Ahead of the expected decision of the newly-formed Supreme Court to allow unfair bank charges to be investigated, the Forum of Private Business (FPB) is calling for protection for all small businesses as well as consumers.

The Supreme Court will today (25 November) make its most important decision yet in the case of Office of Fair Trading (OFT) v Abbey National PLC and others, in what is expected to be the final legal stage in the long-running bank charges saga.

If the banks’ appeal is dismissed the OFT will be given the green light to investigate the fairness of bank charges and publish a final conclusion in early 2010 – likely to be critical of the current level of bank charges imposed on consumers.

However, the FPB is concerned that the conclusion of the legal process could make it harder for business customers to recover disproportionate bank charges.

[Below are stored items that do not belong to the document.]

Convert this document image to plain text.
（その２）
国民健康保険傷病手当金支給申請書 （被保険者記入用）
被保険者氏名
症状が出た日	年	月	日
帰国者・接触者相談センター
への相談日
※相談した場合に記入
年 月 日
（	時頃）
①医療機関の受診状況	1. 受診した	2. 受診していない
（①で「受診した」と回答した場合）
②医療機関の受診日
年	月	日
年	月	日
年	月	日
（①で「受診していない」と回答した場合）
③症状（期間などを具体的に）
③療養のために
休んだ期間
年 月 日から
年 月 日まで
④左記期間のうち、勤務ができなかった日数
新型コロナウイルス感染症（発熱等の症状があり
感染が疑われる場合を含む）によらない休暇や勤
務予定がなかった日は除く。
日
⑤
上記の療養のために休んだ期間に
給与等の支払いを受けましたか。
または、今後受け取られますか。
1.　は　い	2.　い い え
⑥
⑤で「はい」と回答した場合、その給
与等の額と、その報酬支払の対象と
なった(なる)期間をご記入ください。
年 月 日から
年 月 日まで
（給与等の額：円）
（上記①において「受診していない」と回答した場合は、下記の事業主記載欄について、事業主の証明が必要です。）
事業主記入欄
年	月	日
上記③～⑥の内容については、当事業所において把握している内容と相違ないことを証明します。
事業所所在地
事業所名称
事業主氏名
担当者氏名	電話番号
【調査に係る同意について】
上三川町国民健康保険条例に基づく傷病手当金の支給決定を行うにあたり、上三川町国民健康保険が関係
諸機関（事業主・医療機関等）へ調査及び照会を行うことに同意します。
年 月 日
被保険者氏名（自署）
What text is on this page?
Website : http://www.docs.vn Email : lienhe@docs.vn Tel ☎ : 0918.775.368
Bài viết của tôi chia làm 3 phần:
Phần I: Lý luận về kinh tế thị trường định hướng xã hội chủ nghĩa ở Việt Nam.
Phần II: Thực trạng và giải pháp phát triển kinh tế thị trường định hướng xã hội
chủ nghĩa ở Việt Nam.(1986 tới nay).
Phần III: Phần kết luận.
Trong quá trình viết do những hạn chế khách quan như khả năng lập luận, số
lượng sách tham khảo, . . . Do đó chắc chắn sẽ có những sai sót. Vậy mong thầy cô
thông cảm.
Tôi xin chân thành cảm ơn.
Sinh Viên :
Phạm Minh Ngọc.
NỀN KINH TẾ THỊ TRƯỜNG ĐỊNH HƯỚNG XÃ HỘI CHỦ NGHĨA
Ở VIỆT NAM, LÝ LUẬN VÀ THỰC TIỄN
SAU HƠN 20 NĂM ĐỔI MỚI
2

"The FPB’s research shows it is not just consumers who are continually left angered and confused by banking practices," said Matt Goodman, the FPB’s Policy Representative. "That is despite the OFT emphasising that lenders must conduct their business in ‘plain, intelligible language’.

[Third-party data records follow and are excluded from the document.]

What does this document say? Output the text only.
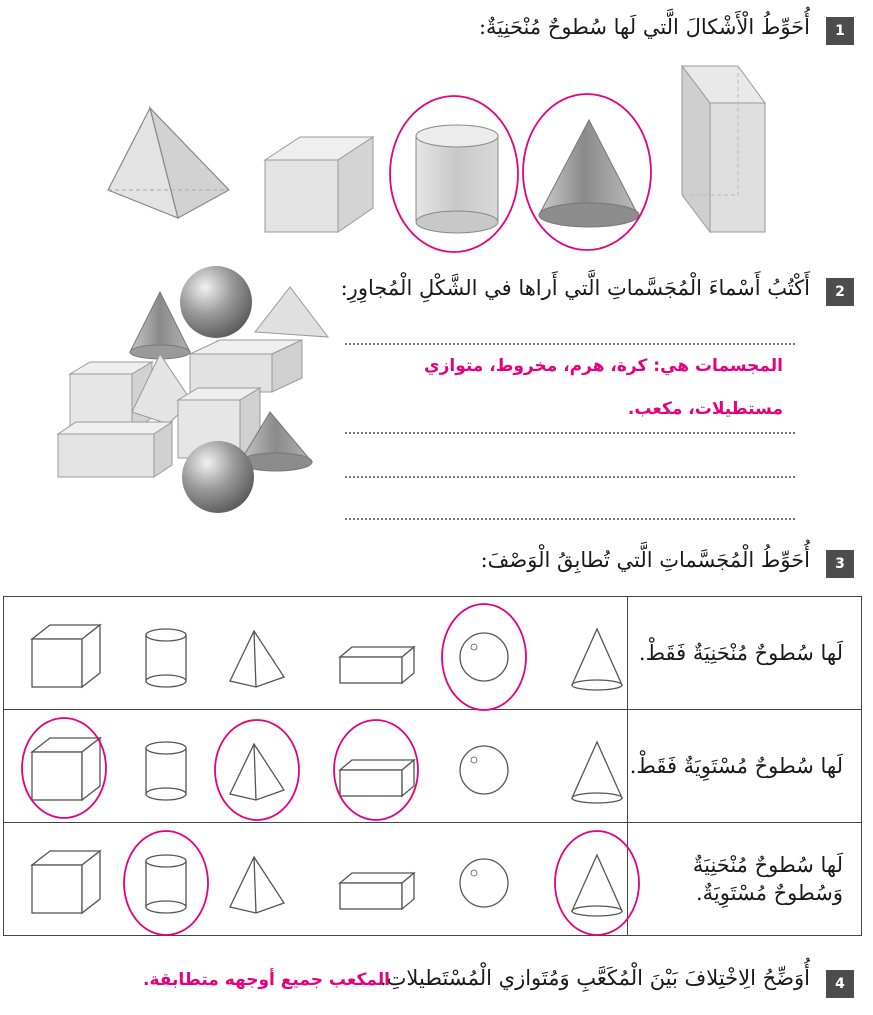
1
أُحَوِّطُ الْأَشْكالَ الَّتي لَها سُطوحٌ مُنْحَنِيَةٌ:
2
أَكْتُبُ أَسْماءَ الْمُجَسَّماتِ الَّتي أَراها في الشَّكْلِ الْمُجاوِرِ:
المجسمات هي: كرة، هرم، مخروط، متوازي
مستطيلات، مكعب.
3
أُحَوِّطُ الْمُجَسَّماتِ الَّتي تُطابِقُ الْوَصْفَ:
	لَها سُطوحٌ مُنْحَنِيَةٌ فَقَطْ.

	لَها سُطوحٌ مُسْتَوِيَةٌ فَقَطْ.

	لَها سُطوحٌ مُنْحَنِيَةٌ وَسُطوحٌ مُسْتَوِيَةٌ.
4
أُوَضِّحُ الِاخْتِلافَ بَيْنَ الْمُكَعَّبِ وَمُتَوازي الْمُسْتَطيلاتِ.
المكعب جميع أوجهه متطابقة.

"Even where finance has been available, many of our members have been subjected to increased bank charges and other changes to their lending agreements with little warning, explanation or justification. Many of them don’t have the first clue where to take their complaints and what is classified as disproportionate charging."

Mr Goodman urged the Government to do more to help small business owners resolve their complaints by extending the vital role of the Financial Ombudsmen to hear complaints from all small businesses with up to 50 employees, rather than just micro-businesses (those with fewer than 10 employees and a turnover of less than £1.8 million) and private individuals.

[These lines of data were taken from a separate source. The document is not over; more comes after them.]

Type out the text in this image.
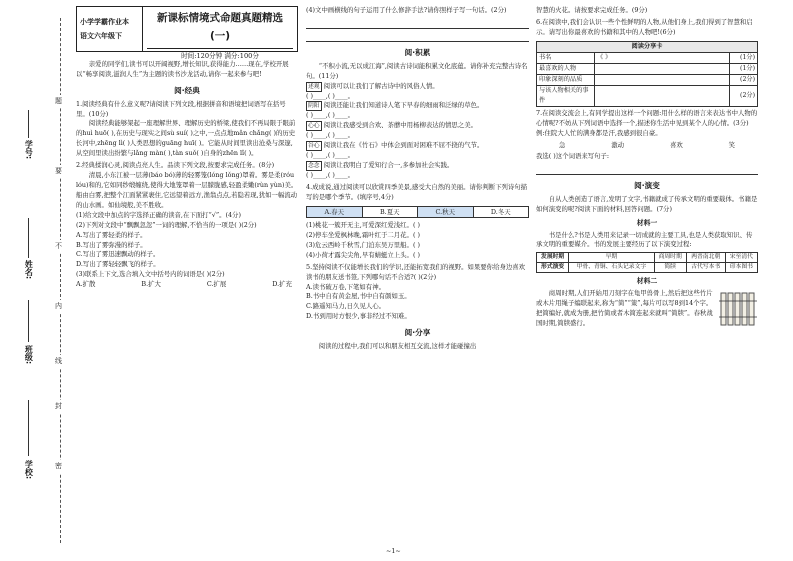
题
要
不
内
线
封
密
学号:
姓名:
班级:
学校:
小学学霸作业本
语文六年级下
新课标情境式命题真题精选(一)
时间:120分钟 满分:100分

亲爱的同学们,读书可以开阔视野,增长知识,获得能力……现在,学校开展以“畅享阅读,滋润人生”为主题的读书沙龙活动,请你一起来参与吧!

阅·经典

1.阅读经典有什么意义呢?请阅读下列文段,根据拼音和语境把词语写在括号里。(10分)

阅读经典能够架起一座理解世界、理解历史的桥梁,使我们不再局限于眼前的huì huō( ),在历史与现实之间sù suí( )之中,一点点地mǎn chǎng( )的历史长河中,zhēng lì( )人类思想的guāng huī( )。它能从时间里读出沧桑与深邃,从空间里读出纷繁与lǎng màn( ),tàn suǒ( )自身的zhēn lǐ( )。

2.经典揉润心灵,阅读点亮人生。品读下列文段,按要求完成任务。(8分)

清晨,小东江被一层薄(báo bó)薄的轻雾笼(lóng lǒng)罩着。雾是柔(róu lóu)和的,它如同纱缎缠绕,使得大地笼罩着一层朦胧感,轻盈柔嫩(rùn yùn)美。船由白雾,把整个江面紧紧裹住,它远望着远方,渔翁点点,若隐若现,犹如一幅流动的山水画。如仙境般,美不胜收。

(1)给文段中加点的字选择正确的读音,在下面打“√”。(4分)

(2)下列对文段中“飘飘忽忽”一词的理解,不恰当的一项是( )(2分)

A.写出了雾轻柔的样子。

B.写出了雾弥漫的样子。

C.写出了雾迅速飘动的样子。

D.写出了雾轻轻飘飞的样子。

(3)联系上下文,选合填入文中括号内的词语是( )(2分)

A.扩散	B.扩大	C.扩展	D.扩充

(4)文中画横线的句子运用了什么修辞手法?请你照样子写一句话。(2分)

阅·积累

“不积小流,无以成江海”,阅读古诗词能积累文化底蕴。请你补充完整古诗名句。(11分)

述观 阅读可以让我们了解古诗中的风俗人情。

( )____,( )____。

阴阳 阅读还能让我们知道诗人笔下早春的细雨和泛绿的草色。

( )____,( )____。

心心 阅读让我感受到合欢、茶蘼中用杨柳表达的情思之美。

( )____,( )____。

谷心 阅读让我在《竹石》中体会到面对困难不屈不挠的气节。

( )____,( )____。

念念 阅读让我明白了爱知行合一,多参加社会实践。

( )____,( )____。

4.成成说,通过阅读可以欣赏四季美景,感受大自然的美丽。请你判断下列诗句描写的是哪个季节。(填序号,4分)

A.春天	B.夏天	C.秋天	D.冬天

(1)桃花一簇开无主,可爱深红爱浅红。( )

(2)停车坐爱枫林晚,霜叶红于二月花。( )

(3)危云西岭千秋雪,门泊东吴万里船。( )

(4)小荷才露尖尖角,早有蜻蜓立上头。( )

5.坚持阅读不仅能增长我们的学识,还能拓宽我们的视野。如果要你给身边喜欢读书的朋友送书签,下列哪句话不合适?( )(2分)

A.读书破万卷,下笔如有神。

B.书中自有黄金屋,书中自有颜如玉。

C.路遥知马力,日久见人心。

D.书到用时方恨少,事非经过不知难。

阅·分享

阅读的过程中,我们可以和朋友相互交流,这样才能碰撞出

智慧的火花。请按要求完成任务。(9分)

6.在阅读中,我们会认识一些个性鲜明的人物,从他们身上,我们得到了智慧和启示。请写出你最喜欢的书籍和其中的人物吧!(6分)

阅读分享卡		
书名	《 》	(1分)
最喜欢的人物		(1分)
印象深刻的品质		(2分)
与该人物相关的事件		(2分)

7.在阅读交流会上,有同学提出这样一个问题:用什么样的语言来表达书中人物的心情呢?不妨从下列词语中选择一个,描述你生活中见到某个人的心情。(3分)

例:住院大人忙的满身都是汗,我感到很自豪。

急	激动	喜欢	笑

我选( )这个词语来写句子:

阅·演变

自从人类创造了语言,发明了文字,书籍就成了传承文明的重要载体。书籍是如何演变的呢?阅读下面的材料,回答问题。(7分)

材料一

书是什么?书是人类用来记录一切成就的主要工具,也是人类获取知识、传承文明的重要媒介。书的发展主要经历了以下演变过程:

发展时期	早期	商周时期	两晋南北朝	宋至清代
形式演变	甲骨、青铜、石头记录文字	简牍	古代写本书	印本图书
材料二

商周时期,人们开始用刀刻字在龟甲兽骨上,然后把这些竹片或木片用绳子编联起来,称为“简”“策”,每片可以写8到14个字。把简编好,就成为册,把竹简或者木简连起来就叫“简牍”。春秋战国时期,简牍盛行。

~1~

"Two or three additional employees shouldn’t stand in the way of a small businesses getting a fair deal," added Mr Goodman. "The Government should work with the Financial Ombudsmen and FSA to put in place clear structured guidance on business account charges which protect all small business owners."

The basis of the OFT’s action is that the bank charges should be subject to the test of fairness outlined in The Unfair Terms in Consumer Contracts Regulations 1999, which apply only to consumers.

While the FPB welcomes the OFT’s attempt to provide legal clarity, because the courts have already decided the charges do not constitute a penalty under common law, business customers appear likely to be faced with the unenviable prospect of being the only group without a clear route for reclaiming disproportionate bank charges.

Without access to significant financial resources, many small business owners are affected by disproportionate bank charges in a similar way to consumers.

The additional cost to businesses is exacerbated by the rise in account fees and the increased cost of lending. Research carried out by the FPB shows business customers are facing increasing charges for their business accounts.

In a recent survey of members, the FPB found that 42% of respondents have experienced an increase in overall banking fees, with just 2% seeing an overall drop.